Rhodes Footwear Blake Boot ($200)
Blundstone boots are a staple of the mountain-town wardrobe. I’m a fan of the brand, but I’ve branched out, and now my favorite is the Blake. A chunkier sole and an additional leather panel on the front make them a little more rugged and look more like the kind of work boot you’d see on a ranch. They were immediately comfortable out of the box, so I didn’t need to worry about breaking them in. I’ve worn them into the office, on short hikes, and for yard work. I also got my hands on a pair of 350 Cutters from White’s Boots ($620). White’s is famous for making the most durable leather boots on the market and has long catered to loggers, lineworkers, and wildland firefighters. The 350 comes with that same build quality: they’re handmade and include replaceable Vibram soles but aren’t quite as stiff as White’s work offerings. Some breaking in is necessary, but after a few wears they were as comfy as tennis shoes.

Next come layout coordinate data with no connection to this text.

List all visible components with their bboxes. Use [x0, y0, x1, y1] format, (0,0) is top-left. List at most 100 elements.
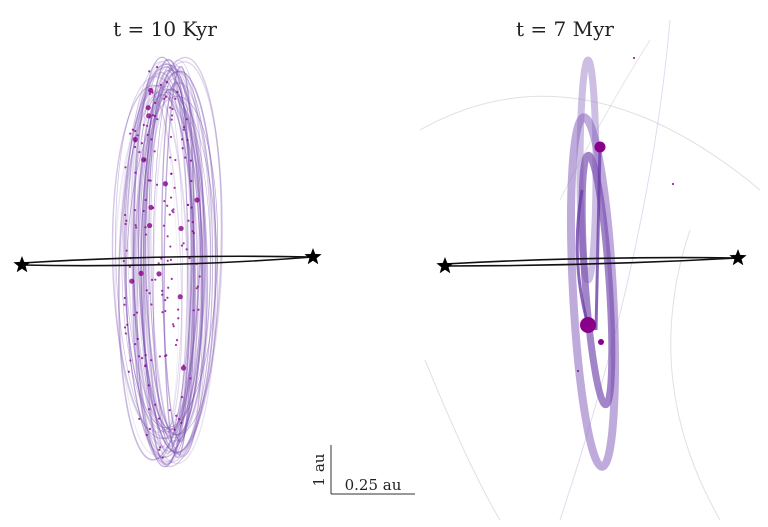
particle	[145, 289, 148, 292]
planet	[580, 317, 596, 333]
particle	[129, 359, 132, 362]
orbit	[152, 81, 200, 443]
particle	[152, 114, 155, 117]
particle	[148, 70, 151, 73]
particle	[124, 166, 127, 169]
particle	[123, 296, 126, 300]
particle	[123, 326, 127, 329]
orbit	[131, 61, 223, 463]
particle	[145, 433, 148, 437]
particle	[164, 309, 167, 313]
planet	[594, 141, 606, 153]
orbit	[139, 93, 179, 431]
particle	[168, 213, 171, 216]
particle	[160, 289, 164, 292]
particle	[178, 417, 181, 421]
particle	[144, 198, 147, 202]
particle	[194, 197, 200, 203]
particle	[185, 248, 188, 251]
particle	[177, 317, 180, 320]
orbit	[152, 78, 192, 446]
particle	[157, 417, 161, 420]
orbit	[137, 93, 196, 431]
particle	[134, 129, 137, 133]
particle	[577, 370, 579, 372]
particle	[156, 118, 159, 121]
particle	[128, 265, 131, 268]
particle	[138, 417, 141, 420]
particle	[132, 136, 138, 143]
orbit	[142, 68, 207, 456]
particle	[162, 181, 168, 187]
particle	[148, 292, 151, 295]
orbit	[111, 84, 205, 440]
particle	[122, 259, 125, 263]
particle	[141, 157, 147, 163]
particle	[159, 83, 162, 86]
scale-label: 1 au	[310, 453, 328, 486]
star	[729, 249, 747, 266]
orbit	[127, 59, 217, 465]
particle	[131, 128, 134, 131]
particle	[162, 224, 166, 227]
particle	[134, 224, 137, 227]
particle	[161, 311, 164, 314]
particle	[153, 150, 156, 153]
particle	[124, 222, 127, 226]
faint-arc	[424, 359, 501, 521]
particle	[170, 118, 173, 121]
particle	[189, 377, 192, 380]
particle	[123, 303, 126, 306]
planet	[598, 339, 604, 345]
orbit	[148, 80, 190, 444]
particle	[166, 259, 169, 262]
particle	[146, 113, 152, 119]
particle	[171, 323, 175, 326]
orbit	[132, 71, 199, 453]
particle	[149, 179, 152, 182]
particle	[174, 343, 178, 347]
particle	[163, 199, 166, 203]
particle	[143, 158, 146, 161]
particle	[127, 370, 130, 373]
particle	[175, 339, 179, 342]
particle	[198, 275, 201, 278]
particle	[154, 403, 157, 406]
particle	[135, 311, 139, 314]
particle	[184, 156, 187, 159]
particle	[161, 456, 164, 459]
particle	[140, 142, 144, 145]
particle	[196, 285, 199, 288]
particle	[133, 209, 137, 212]
particle	[136, 337, 139, 341]
orbit	[147, 69, 189, 455]
particle	[182, 364, 185, 367]
particle	[158, 448, 161, 451]
panel-right	[419, 19, 761, 521]
particle	[125, 249, 128, 252]
particle	[133, 145, 137, 149]
particle	[165, 354, 168, 357]
particle	[169, 135, 173, 139]
particle	[177, 294, 183, 300]
particle	[173, 186, 176, 189]
orbit	[133, 56, 194, 468]
particle	[167, 286, 170, 289]
particle	[124, 332, 127, 335]
particle	[170, 277, 173, 280]
particle	[146, 124, 149, 127]
particle	[145, 105, 151, 111]
orbit	[142, 58, 193, 466]
particle	[166, 204, 169, 207]
particle	[134, 171, 137, 174]
particle	[156, 271, 162, 277]
particle	[138, 270, 144, 276]
particle	[134, 226, 138, 229]
particle	[154, 278, 157, 281]
orbit	[130, 90, 190, 434]
particle	[181, 138, 184, 141]
particle	[633, 57, 635, 59]
particle	[168, 409, 171, 412]
particle	[144, 226, 147, 229]
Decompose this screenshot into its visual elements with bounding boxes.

Stetson The Explorer Hat ($95)
It takes confidence to wear a Stetson, but I encourage you to try because they’re beautiful hats that add western style to any outfit. The Explorer is a good intro: it’s more affordable, and the wool felt build is totally crushable, so you can throw it in a bag and not worry about ruining the shape. The wool adds warmth on cooler days yet breathes well and wicks sweat when I’m out for a hike. Plus, the 2.5-inch brim has been great at keeping sun off my nose and neck. If you want to take your Stetson game up a notch, check out the Filson x Stetson Eagle Ranch Hat ($300). While it isn’t crushable, it has a more refined appearance and comes with several nice build qualities: the outside is high-quality rabbit fur, and the interior features a satin lining and a leather sweatband.